Sebagai contoh, Sumber Daya Alam Migas, Kimia dan
hasil tambang lainnya seperti yang dilakukan oleh Freeport, Pertamina dan
sebagian usaha perikanan. Akibatnya kita kurang dan bahkan tidak mendapatkan
nilai tambah dan nilai ganda (multyflier effect) atas olahan tersebut.
Sedangkan Sumber Daya yang selama ini dikelola oleh industri kecil dan
menengah lebih banyak Sumber Daya yang bersifat hasil ikutan dari industri
besar (Sihaan (2009).
Hal lain yang berhubungan dengan sumber daya alam ini
yaitu terjadinya keragaman pemilikan Sumber Daya Alam di masing-masing wilayah
(daerah), sehingga diperlukan kejelian dalam menetapkan usaha strategis atau
produk unggulan di masing-masing wilayah, agar tercipta kondisi kompetisi yang
saling menguntungkan, karena masing-masing wilayah memproduksi barang yang
ekonomis.
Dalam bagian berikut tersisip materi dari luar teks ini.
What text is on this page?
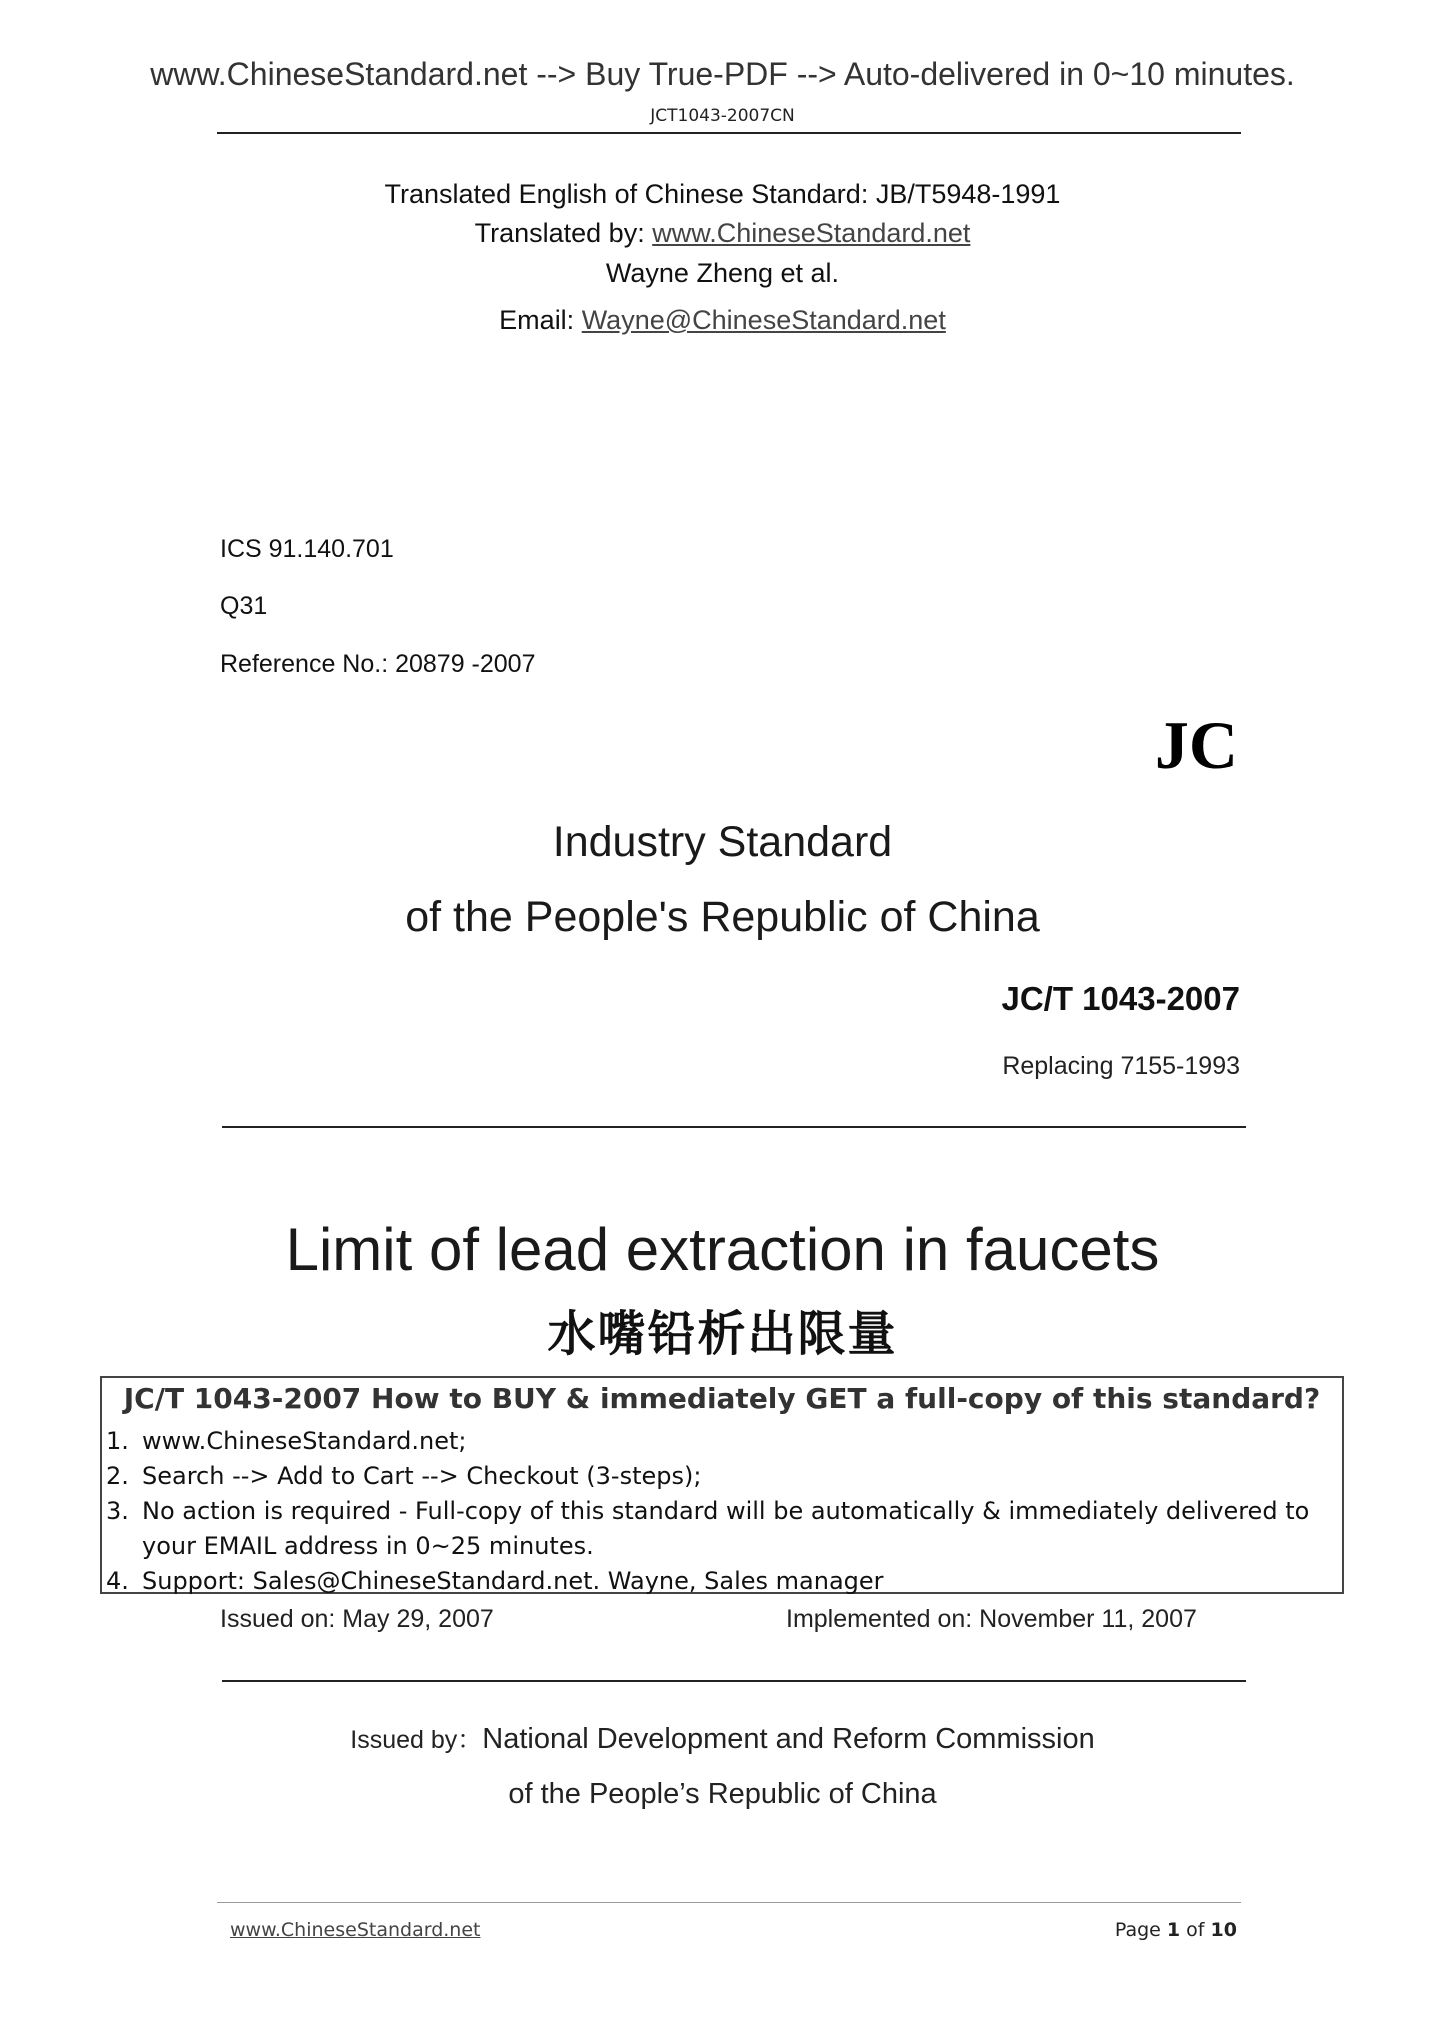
www.ChineseStandard.net --> Buy True-PDF --> Auto-delivered in 0~10 minutes.
JCT1043-2007CN
Translated English of Chinese Standard: JB/T5948-1991
Translated by: www.ChineseStandard.net
Wayne Zheng et al.
Email: Wayne@ChineseStandard.net
ICS 91.140.701
Q31
Reference No.: 20879 -2007
JC
Industry Standard
of the People's Republic of China
JC/T 1043-2007
Replacing 7155-1993
Limit of lead extraction in faucets
水嘴铅析出限量
JC/T 1043-2007 How to BUY & immediately GET a full-copy of this standard?
1. www.ChineseStandard.net;
2. Search --> Add to Cart --> Checkout (3-steps);
3. No action is required - Full-copy of this standard will be automatically & immediately delivered to your EMAIL address in 0~25 minutes.
4. Support: Sales@ChineseStandard.net. Wayne, Sales manager
Issued on: May 29, 2007	Implemented on: November 11, 2007
Issued by：National Development and Reform Commission
of the People’s Republic of China
www.ChineseStandard.net	Page 1 of 10
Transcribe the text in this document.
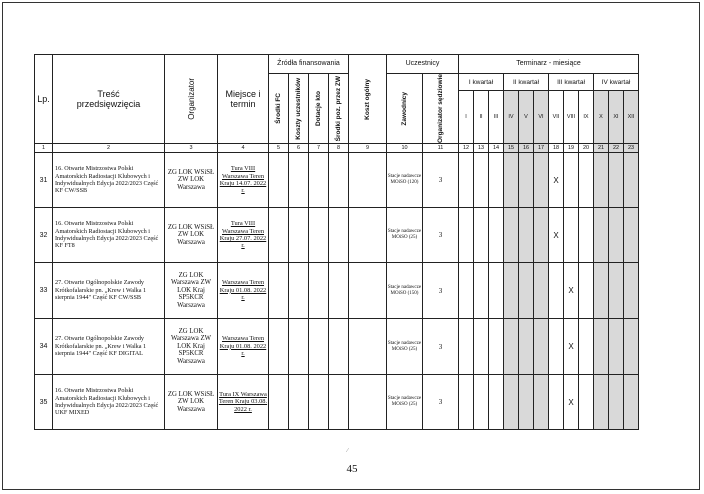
Lp.	Treść przedsięwzięcia	Organizator	Miejsce i termin	Źródła finansowania				Koszt ogólny	Uczestnicy		Terminarz - miesiące											

				Środki FC	Koszty uczestników	Dotacje kto	Środki poz. przez ZW		Zawodnicy	Organizator sędziowie	I kwartał			II kwartał			III kwartał			IV kwartał		
											I	II	III	IV	V	VI	VII	VIII	IX	X	XI	XII
1	2	3	4	5	6	7	8	9	10	11	12	13	14	15	16	17	18	19	20	21	22	23
31	16. Otwarte Mistrzostwa Polski Amatorskich Radiostacji Klubowych i Indywidualnych Edycja 2022/2023 Część KF CW/SSB	ZG LOK WSiSŁ ZW LOK Warszawa	Tura VIII Warszawa Teren Kraju 14.07. 2022 r.						Stacje nadawcze MOiSO (120)	3							X					
32	16. Otwarte Mistrzostwa Polski Amatorskich Radiostacji Klubowych i Indywidualnych Edycja 2022/2023 Część KF FT8	ZG LOK WSiSŁ ZW LOK Warszawa	Tura VIII Warszawa Teren Kraju 27.07. 2022 r.						Stacje nadawcze MOiSO (25)	3							X					
33	27. Otwarte Ogólnopolskie Zawody Krótkofalarskie pn. „Krew i Walka 1 sierpnia 1944" Część KF CW/SSB	ZG LOK Warszawa ZW LOK Kraj SP5KCR Warszawa	Warszawa Teren Kraju 01.08. 2022 r.						Stacje nadawcze MOiSO (150)	3								X				
34	27. Otwarte Ogólnopolskie Zawody Krótkofalarskie pn. „Krew i Walka 1 sierpnia 1944" Część KF DIGITAL	ZG LOK Warszawa ZW LOK Kraj SP5KCR Warszawa	Warszawa Teren Kraju 01.08. 2022 r.						Stacje nadawcze MOiSO (25)	3								X				
35	16. Otwarte Mistrzostwa Polski Amatorskich Radiostacji Klubowych i Indywidualnych Edycja 2022/2023 Część UKF MIXED	ZG LOK WSiSŁ ZW LOK Warszawa	Tura IX Warszawa Teren Kraju 03.08. 2022 r.						Stacje nadawcze MOiSO (25)	3								X				
⁄
45
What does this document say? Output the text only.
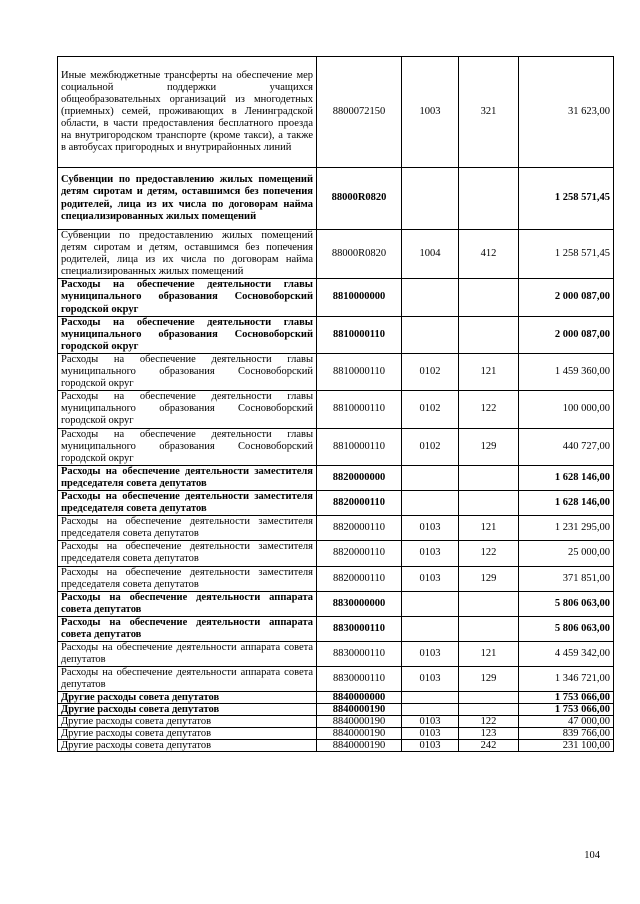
Иные межбюджетные трансферты на обеспечение мер социальной поддержки учащихся общеобразовательных организаций из многодетных (приемных) семей, проживающих в Ленинградской области, в части предоставления бесплатного проезда на внутригородском транспорте (кроме такси), а также в автобусах пригородных и внутрирайонных линий	8800072150	1003	321	31 623,00
Субвенции по предоставлению жилых помещений детям сиротам и детям, оставшимся без попечения родителей, лица из их числа по договорам найма специализированных жилых помещений	88000R0820			1 258 571,45
Субвенции по предоставлению жилых помещений детям сиротам и детям, оставшимся без попечения родителей, лица из их числа по договорам найма специализированных жилых помещений	88000R0820	1004	412	1 258 571,45
Расходы на обеспечение деятельности главы муниципального образования Сосновоборский городской округ	8810000000			2 000 087,00
Расходы на обеспечение деятельности главы муниципального образования Сосновоборский городской округ	8810000110			2 000 087,00
Расходы на обеспечение деятельности главы муниципального образования Сосновоборский городской округ	8810000110	0102	121	1 459 360,00
Расходы на обеспечение деятельности главы муниципального образования Сосновоборский городской округ	8810000110	0102	122	100 000,00
Расходы на обеспечение деятельности главы муниципального образования Сосновоборский городской округ	8810000110	0102	129	440 727,00
Расходы на обеспечение деятельности заместителя председателя совета депутатов	8820000000			1 628 146,00
Расходы на обеспечение деятельности заместителя председателя совета депутатов	8820000110			1 628 146,00
Расходы на обеспечение деятельности заместителя председателя совета депутатов	8820000110	0103	121	1 231 295,00
Расходы на обеспечение деятельности заместителя председателя совета депутатов	8820000110	0103	122	25 000,00
Расходы на обеспечение деятельности заместителя председателя совета депутатов	8820000110	0103	129	371 851,00
Расходы на обеспечение деятельности аппарата совета депутатов	8830000000			5 806 063,00
Расходы на обеспечение деятельности аппарата совета депутатов	8830000110			5 806 063,00
Расходы на обеспечение деятельности аппарата совета депутатов	8830000110	0103	121	4 459 342,00
Расходы на обеспечение деятельности аппарата совета депутатов	8830000110	0103	129	1 346 721,00
Другие расходы совета депутатов	8840000000			1 753 066,00
Другие расходы совета депутатов	8840000190			1 753 066,00
Другие расходы совета депутатов	8840000190	0103	122	47 000,00
Другие расходы совета депутатов	8840000190	0103	123	839 766,00
Другие расходы совета депутатов	8840000190	0103	242	231 100,00
104
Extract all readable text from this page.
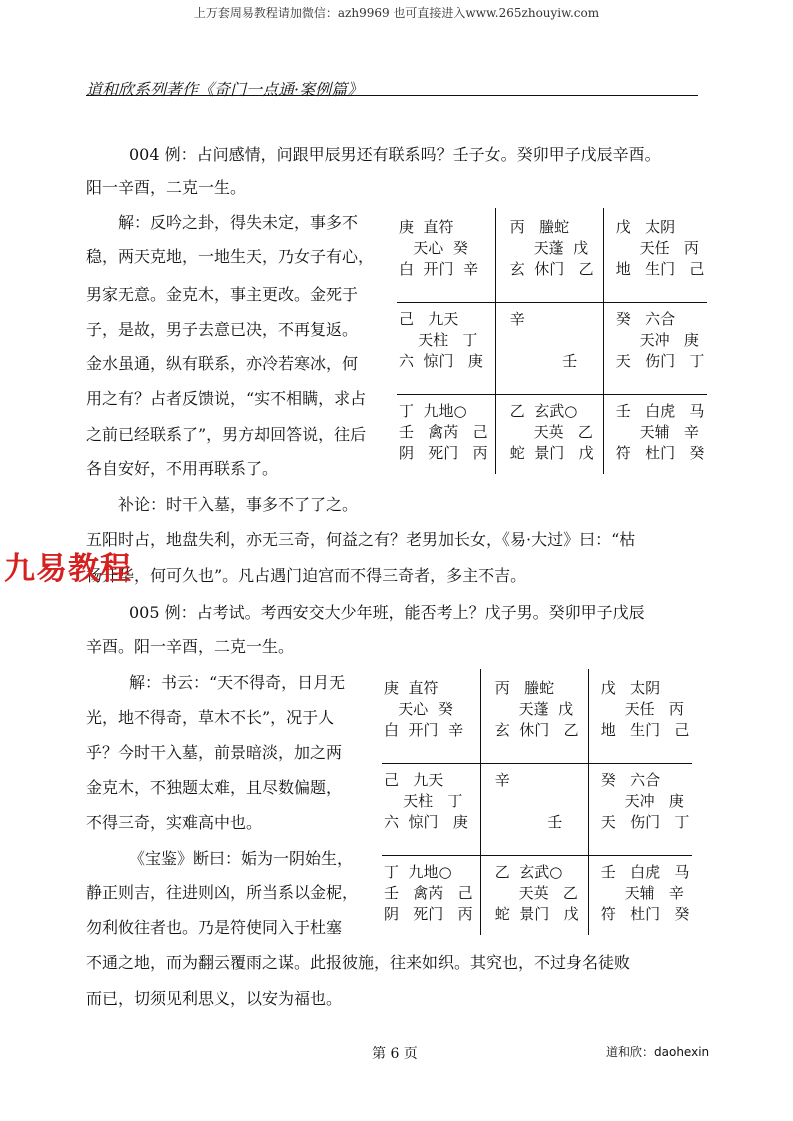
上万套周易教程请加微信：azh9969 也可直接进入www.265zhouyiw.com
道和欣系列著作《奇门一点通·案例篇》
004 例：占问感情，问跟甲辰男还有联系吗？壬子女。癸卯甲子戊辰辛酉。
阳一辛酉，二克一生。
解：反吟之卦，得失未定，事多不
稳，两天克地，一地生天，乃女子有心，
男家无意。金克木，事主更改。金死于
子，是故，男子去意已决，不再复返。
金水虽通，纵有联系，亦冷若寒冰，何
用之有？占者反馈说，“实不相瞒，求占
之前已经联系了”，男方却回答说，往后
各自安好，不用再联系了。
补论：时干入墓，事多不了了之。
五阳时占，地盘失利，亦无三奇，何益之有？老男加长女，《易·大过》曰：“枯
杨开华，何可久也”。凡占遇门迫宫而不得三奇者，多主不吉。
005 例：占考试。考西安交大少年班，能否考上？戊子男。癸卯甲子戊辰
辛酉。阳一辛酉，二克一生。
解：书云：“天不得奇，日月无
光，地不得奇，草木不长”，况于人
乎？今时干入墓，前景暗淡，加之两
金克木，不独题太难，且尽数偏题，
不得三奇，实难高中也。
《宝鉴》断曰：姤为一阴始生，
静正则吉，往进则凶，所当系以金柅，
勿利攸往者也。乃是符使同入于杜塞
不通之地，而为翻云覆雨之谋。此报彼施，往来如织。其究也，不过身名徒败
而已，切须见利思义，以安为福也。
九易教程
庚  直符
天心  癸
白  开门  辛
丙   螣蛇
天蓬  戊
玄  休门   乙
戊   太阴
天任   丙
地   生门   己
己   九天
天柱   丁
六  惊门   庚
辛

壬
癸   六合
天冲   庚
天   伤门   丁
丁  九地○
壬   禽芮   己
阴   死门   丙
乙  玄武○
天英   乙
蛇  景门   戊
壬   白虎   马
天辅   辛
符   杜门   癸
庚  直符
天心  癸
白  开门  辛
丙   螣蛇
天蓬  戊
玄  休门   乙
戊   太阴
天任   丙
地   生门   己
己   九天
天柱   丁
六  惊门   庚
辛

壬
癸   六合
天冲   庚
天   伤门   丁
丁  九地○
壬   禽芮   己
阴   死门   丙
乙  玄武○
天英   乙
蛇  景门   戊
壬   白虎   马
天辅   辛
符   杜门   癸
第 6 页	道和欣：daohexin
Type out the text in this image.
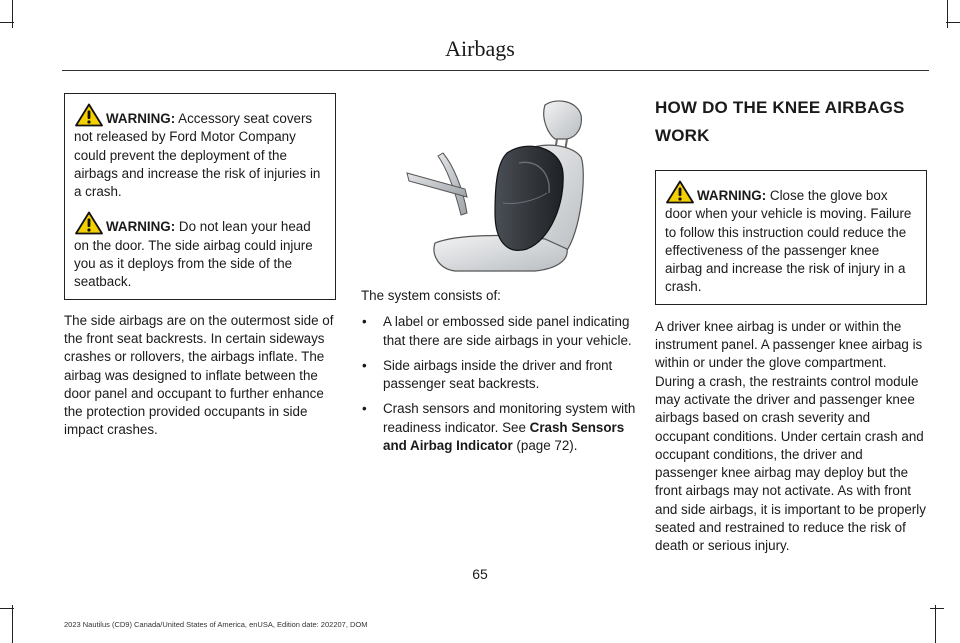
Airbags

WARNING: Accessory seat covers not released by Ford Motor Company could prevent the deployment of the airbags and increase the risk of injuries in a crash.

WARNING: Do not lean your head on the door. The side airbag could injure you as it deploys from the side of the seatback.

The side airbags are on the outermost side of the front seat backrests. In certain sideways crashes or rollovers, the airbags inflate. The airbag was designed to inflate between the door panel and occupant to further enhance the protection provided occupants in side impact crashes.

The system consists of:

• A label or embossed side panel indicating that there are side airbags in your vehicle.
• Side airbags inside the driver and front passenger seat backrests.
• Crash sensors and monitoring system with readiness indicator. See Crash Sensors and Airbag Indicator (page 72).
HOW DO THE KNEE AIRBAGS
WORK

WARNING: Close the glove box door when your vehicle is moving. Failure to follow this instruction could reduce the effectiveness of the passenger knee airbag and increase the risk of injury in a crash.

A driver knee airbag is under or within the instrument panel. A passenger knee airbag is within or under the glove compartment. During a crash, the restraints control module may activate the driver and passenger knee airbags based on crash severity and occupant conditions. Under certain crash and occupant conditions, the driver and passenger knee airbag may deploy but the front airbags may not activate. As with front and side airbags, it is important to be properly seated and restrained to reduce the risk of death or serious injury.

65
2023 Nautilus (CD9) Canada/United States of America, enUSA, Edition date: 202207, DOM
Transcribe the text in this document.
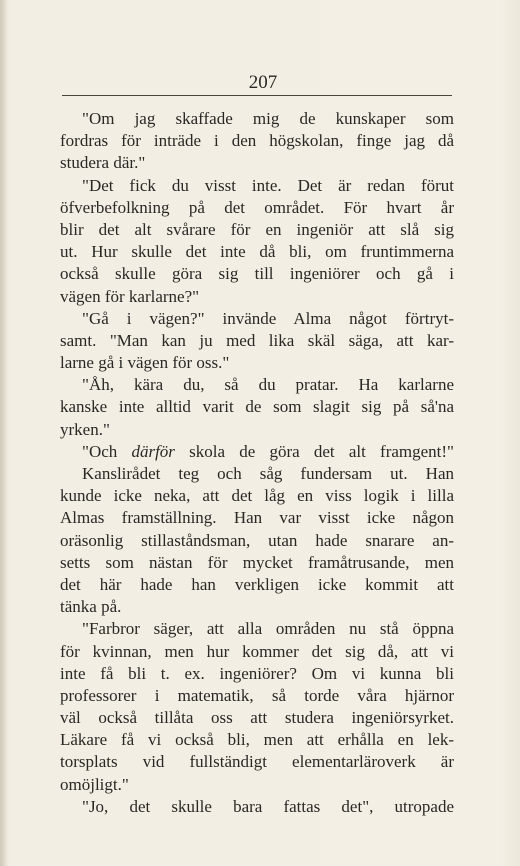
207
"Om jag skaffade mig de kunskaper som
fordras för inträde i den högskolan, finge jag då
studera där."
"Det fick du visst inte. Det är redan förut
öfverbefolkning på det området. För hvart år
blir det alt svårare för en ingeniör att slå sig
ut. Hur skulle det inte då bli, om fruntimmerna
också skulle göra sig till ingeniörer och gå i
vägen för karlarne?"
"Gå i vägen?" invände Alma något förtryt-
samt. "Man kan ju med lika skäl säga, att kar-
larne gå i vägen för oss."
"Åh, kära du, så du pratar. Ha karlarne
kanske inte alltid varit de som slagit sig på så'na
yrken."
"Och därför skola de göra det alt framgent!"
Kanslirådet teg och såg fundersam ut. Han
kunde icke neka, att det låg en viss logik i lilla
Almas framställning. Han var visst icke någon
oräsonlig stillaståndsman, utan hade snarare an-
setts som nästan för mycket framåtrusande, men
det här hade han verkligen icke kommit att
tänka på.
"Farbror säger, att alla områden nu stå öppna
för kvinnan, men hur kommer det sig då, att vi
inte få bli t. ex. ingeniörer? Om vi kunna bli
professorer i matematik, så torde våra hjärnor
väl också tillåta oss att studera ingeniörsyrket.
Läkare få vi också bli, men att erhålla en lek-
torsplats vid fullständigt elementarläroverk är
omöjligt."
"Jo, det skulle bara fattas det", utropade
Dengan kata lain masing-masing wilayah harus menyadari apakah lebih
baik memproduksi atau membeli tentunya dengan dasar pertimbangan yang disebut
di atas.
b.
Ilmu Pengetahuan dan Teknologi
Ilmu Pengetahuan dan Teknologi (Iptek) mengandung
makna yang tidak terpisahkan, karena teknologi merupakan hasil penerapan
ilmu pengetahuan. Harus kita terima bahwa faktor Iptek masih memerlukan
perjuangan yang sangat panjang. Kelemahan yang ada selama ini, adalah
pembangunan Iptek dilakukan hanya untuk mengejar prestige di mata
Internasional. Terjadinya pengerahan dana yang sangat besar untuk
pemilikan peralatan, modal tidak rnendukung input produksi industri kecil.
Sehingga produk-produk yang kita miliki yang tadinya memiliki keunggulan
komparative tidak tereksploitir seperti argo industri pertanian dan perkebunan,
perikanan dan peternakan, juga industri kerajinan.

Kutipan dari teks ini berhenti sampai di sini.